Mobilização e Articulação – fortalecer as articulações nacionais, regionais
e locais de combate e pela eliminação da violência sexual; envolve redes,
fóruns, comissões, conselhos e etc.
Defesa e Responsabilização – atualizar a legislação sobre crimes sexuais,
combater a impunidade, disponibilizar serviços de notificação e
responsabilização qualificados.
Atendimento - garantir o atendimento especializado, e em rede, às crianças
e aos adolescentes em situação de violência sexual e às suas famílias,
realizado por profissionais especializados e capacitados.
Prevenção - assegurar ações preventivas contra a violência sexual. Ações
de educação, sensibilização e de autodefesa.
Protagonismo Infanto-juvenil – promover a participação ativa de crianças
e adolescentes pela defesa de seus direitos e na execução de políticas de
proteção de seus direitos. (COMITÊ NACIONAL DE ENFRENTAMENTO À
VIOLÊNCIA SEXUAL CONTRA CRIANÇAS E ADOLESCENTES et al.,
2013, p. 8-9).
A política de enfrentamento e combate à violência no Brasil obteve alguns
avanços com a mobilização e pressão de alguns seguimentos da sociedade civil.
Mas ainda são grandes os desafios para profissionais do Estado e da Sociedade em
geral para combater a prática da violência sexual contra criança e adolescente.
Embora os direitos humanos fundamentais das crianças e dos adolescentes
estejam definidos em declarações universais, acordos internacionais e legislações
nacionais, no Brasil, verifica-se que esses direitos estão longe de serem garantidos
(FALEIROS E FALEIROS, 2001).
Mesmo com as políticas de enfrentamento vigentes percebe-se dificuldades
na proteção e prevenção da violência sexual praticada contra crianças e
adolescentes.
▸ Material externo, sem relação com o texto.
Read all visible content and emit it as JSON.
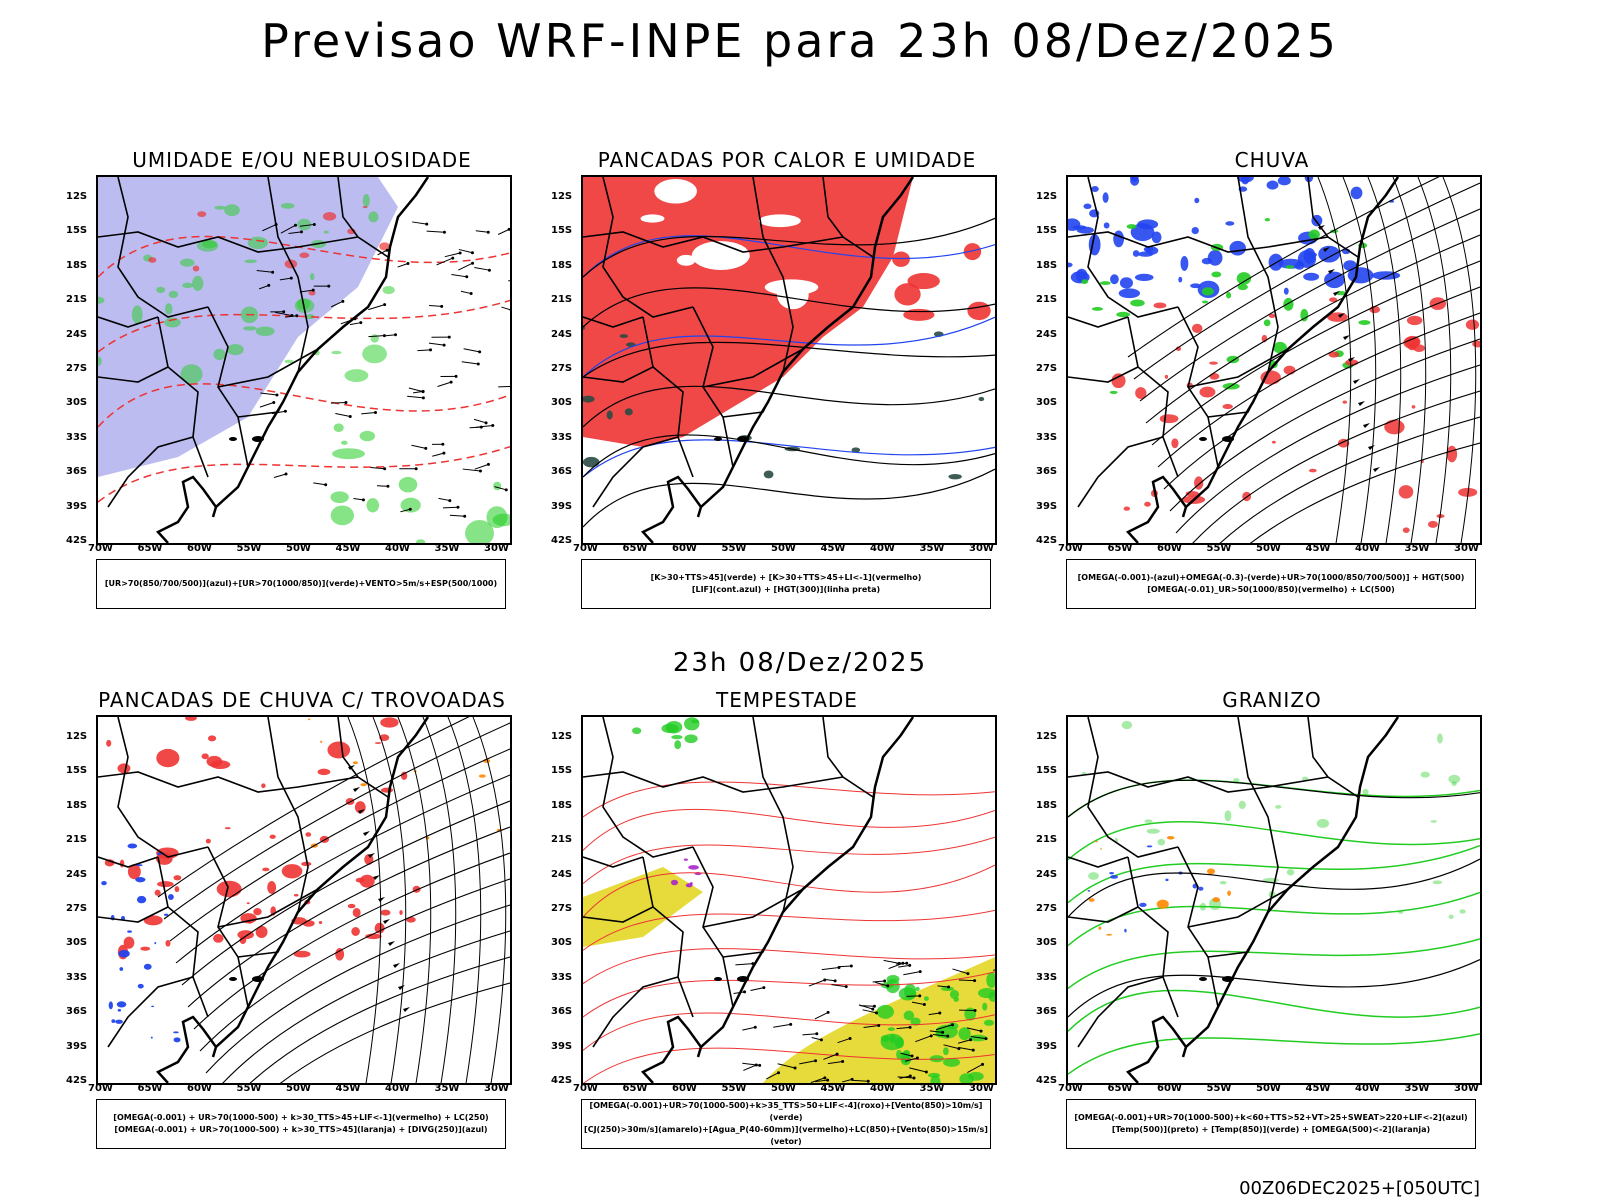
{
  "title": "Previsao WRF-INPE  para 23h 08/Dez/2025",
  "mid_title": "23h 08/Dez/2025",
  "footer": "00Z06DEC2025+[050UTC]",
  "lat_labels": [
    "12S",
    "15S",
    "18S",
    "21S",
    "24S",
    "27S",
    "30S",
    "33S",
    "36S",
    "39S",
    "42S"
  ],
  "lon_labels": [
    "70W",
    "65W",
    "60W",
    "55W",
    "50W",
    "45W",
    "40W",
    "35W",
    "30W"
  ],
  "panels": [
    {
      "title": "UMIDADE E/OU NEBULOSIDADE",
      "legend": [
        "[UR>70(850/700/500)](azul)+[UR>70(1000/850)](verde)+VENTO>5m/s+ESP(500/1000)"
      ]
    },
    {
      "title": "PANCADAS POR CALOR E UMIDADE",
      "legend": [
        "[K>30+TTS>45](verde) + [K>30+TTS>45+LI<-1](vermelho)",
        "[LIF](cont.azul) + [HGT(300)](linha preta)"
      ]
    },
    {
      "title": "CHUVA",
      "legend": [
        "[OMEGA(-0.001)-(azul)+OMEGA(-0.3)-(verde)+UR>70(1000/850/700/500)] + HGT(500)",
        "[OMEGA(-0.01)_UR>50(1000/850)(vermelho) + LC(500)"
      ]
    },
    {
      "title": "PANCADAS DE CHUVA C/ TROVOADAS",
      "legend": [
        "[OMEGA(-0.001) + UR>70(1000-500) + k>30_TTS>45+LIF<-1](vermelho) + LC(250)",
        "[OMEGA(-0.001) + UR>70(1000-500) + k>30_TTS>45](laranja) + [DIVG(250)](azul)"
      ]
    },
    {
      "title": "TEMPESTADE",
      "legend": [
        "[OMEGA(-0.001)+UR>70(1000-500)+k>35_TTS>50+LIF<-4](roxo)+[Vento(850)>10m/s](verde)",
        "[CJ(250)>30m/s](amarelo)+[Agua_P(40-60mm)](vermelho)+LC(850)+[Vento(850)>15m/s](vetor)"
      ]
    },
    {
      "title": "GRANIZO",
      "legend": [
        "[OMEGA(-0.001)+UR>70(1000-500)+k<60+TTS>52+VT>25+SWEAT>220+LIF<-2](azul)",
        "[Temp(500)](preto) + [Temp(850)](verde) + [OMEGA(500)<-2](laranja)"
      ]
    }
  ],
  "colors": {
    "blue_fill": "#b0b0ee",
    "green": "#22cc22",
    "red": "#ee3333",
    "blue": "#2244ee",
    "yellow": "#e6d830",
    "purple": "#aa22cc",
    "orange": "#ff8800",
    "dark": "#2a4a44"
  }
}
Entre elas aponta-se a contribuição de Faleiros e Faleiros (2001), que
aborda que o combate e o desmonte da violência sexual implicam a
20
responsabilização legal dos abusadores, a denúncia, a instauração do devido
processo e julgamento.
Para o autor a legislação vigente é limitada e desatualizada quanto aos
crimes de violência sexual contra criança e adolescente, como também há uma
lentidão na justiça. A sociedade age com tolerância e a impunidade dificulta a
responsabilização dos culpados e isso contribui para a violação dos direitos da
criança e adolescente.
Quanto ao Direito Penal, em maio de 2014, o Brasil deu mais um passo
decisivo para o enfrentamento do Abuso sexual e exploração sexual contra criança e
adolescente, quando caracteriza como crime hediondo toda forma de abuso sexual e
exploração sexual, segundo Borges (2014, p. 1).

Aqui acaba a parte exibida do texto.